In conclusion, I could piss on an on about every little thing that I’m not satisfied about for hours, so I’ll cut myself short(er) and finish with an actual solution of a sort: what I would allow the players to do if I was GM. Input on whether all my bitching is causeless and petty or at least based on justified outrage even if blown out of proportion is welcome.

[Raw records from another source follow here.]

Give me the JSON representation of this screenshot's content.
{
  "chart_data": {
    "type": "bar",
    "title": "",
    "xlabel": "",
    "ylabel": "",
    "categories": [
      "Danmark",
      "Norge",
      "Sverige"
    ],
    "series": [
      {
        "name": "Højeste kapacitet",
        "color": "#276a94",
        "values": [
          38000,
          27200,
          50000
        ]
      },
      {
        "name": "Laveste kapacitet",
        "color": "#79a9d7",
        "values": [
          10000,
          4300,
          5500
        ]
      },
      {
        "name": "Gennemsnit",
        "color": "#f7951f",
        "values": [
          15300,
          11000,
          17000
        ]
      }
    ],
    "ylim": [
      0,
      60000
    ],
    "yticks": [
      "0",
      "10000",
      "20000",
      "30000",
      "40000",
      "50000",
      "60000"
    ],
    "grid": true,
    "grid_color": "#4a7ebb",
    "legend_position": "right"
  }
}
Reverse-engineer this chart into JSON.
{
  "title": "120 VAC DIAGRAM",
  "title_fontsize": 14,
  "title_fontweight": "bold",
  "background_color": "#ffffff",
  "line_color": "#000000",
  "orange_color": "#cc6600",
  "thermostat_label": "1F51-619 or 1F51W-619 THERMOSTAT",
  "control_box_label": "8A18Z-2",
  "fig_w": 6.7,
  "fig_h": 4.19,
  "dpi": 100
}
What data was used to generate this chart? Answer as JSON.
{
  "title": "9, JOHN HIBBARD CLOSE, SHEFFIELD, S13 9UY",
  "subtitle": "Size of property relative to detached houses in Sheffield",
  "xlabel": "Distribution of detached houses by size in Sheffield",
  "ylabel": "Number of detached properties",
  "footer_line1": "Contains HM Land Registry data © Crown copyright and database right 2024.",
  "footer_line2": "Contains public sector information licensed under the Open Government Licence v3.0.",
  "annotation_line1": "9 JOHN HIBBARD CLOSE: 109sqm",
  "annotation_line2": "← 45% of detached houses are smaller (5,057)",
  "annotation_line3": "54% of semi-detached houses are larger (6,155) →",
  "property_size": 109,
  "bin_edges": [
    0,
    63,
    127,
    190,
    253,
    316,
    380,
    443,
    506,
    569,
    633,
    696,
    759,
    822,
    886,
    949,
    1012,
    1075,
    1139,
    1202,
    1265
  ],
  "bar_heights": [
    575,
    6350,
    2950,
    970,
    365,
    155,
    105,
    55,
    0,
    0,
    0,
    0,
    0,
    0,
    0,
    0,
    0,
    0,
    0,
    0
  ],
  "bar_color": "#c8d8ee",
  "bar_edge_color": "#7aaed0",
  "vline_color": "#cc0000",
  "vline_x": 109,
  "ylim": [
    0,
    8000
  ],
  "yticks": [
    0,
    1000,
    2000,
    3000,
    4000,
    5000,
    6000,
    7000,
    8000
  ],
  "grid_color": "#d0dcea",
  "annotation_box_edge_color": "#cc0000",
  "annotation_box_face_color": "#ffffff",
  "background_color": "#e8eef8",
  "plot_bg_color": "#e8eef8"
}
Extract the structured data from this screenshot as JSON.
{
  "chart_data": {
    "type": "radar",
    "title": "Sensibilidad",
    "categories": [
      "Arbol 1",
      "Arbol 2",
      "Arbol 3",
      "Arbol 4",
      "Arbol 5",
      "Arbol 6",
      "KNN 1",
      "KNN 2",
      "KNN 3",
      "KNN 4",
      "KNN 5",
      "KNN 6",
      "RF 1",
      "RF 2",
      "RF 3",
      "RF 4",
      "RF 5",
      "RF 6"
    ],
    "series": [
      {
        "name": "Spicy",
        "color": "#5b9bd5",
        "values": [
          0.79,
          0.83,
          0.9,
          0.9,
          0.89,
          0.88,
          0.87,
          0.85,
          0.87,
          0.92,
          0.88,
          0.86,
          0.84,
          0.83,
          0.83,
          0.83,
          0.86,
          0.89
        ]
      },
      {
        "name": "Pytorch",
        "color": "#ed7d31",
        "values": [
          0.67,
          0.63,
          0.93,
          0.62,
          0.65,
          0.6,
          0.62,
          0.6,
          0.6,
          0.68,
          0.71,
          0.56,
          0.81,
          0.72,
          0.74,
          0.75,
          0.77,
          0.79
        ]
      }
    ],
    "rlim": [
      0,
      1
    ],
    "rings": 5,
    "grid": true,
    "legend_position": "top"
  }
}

WIWD: let players keep the loot they (their characters) have found while adventuring and let them decide their own starting equipment, with no allowances or above-char’s-current-level exceptions. I wouldn’t have any hardcoded deterrents against character farming and would only deal with the issue if and as it arose. In my current case, with my having made a char that I didn’t know would be shafted on his second session ever, I’d rule that all his equipment was lost when he died, but the new char would still be allowed to choose his new items and he’d get to keep the gold Bardegran had. Elariu’s player had kept his character longer but hadn’t known as much about what he was doing as it was still his first 4e character, and he’d also built his own char for the good of the rest of the party, so I’d let him keep Elariu’s equipment as well (or at least pass them on into the party pool). Complaints? Unfair or overpowering to someone?
…
…
I don’t know what I’m going to do with this. I could make a “This game is supposed to be about fun”-pitch to the GM but I’m confident that would net me fuck-all. I suppose I’ll try at the next session anyway, and get Bardegran killed as soon as I can. If wanting to play characters you like – instead of the ones you made without knowledge of the very rules or whatever Damocles’ Nerf was due to befall you after your first fight – is still penalized through every possible avenue, I suppose I’ll drop out of the game.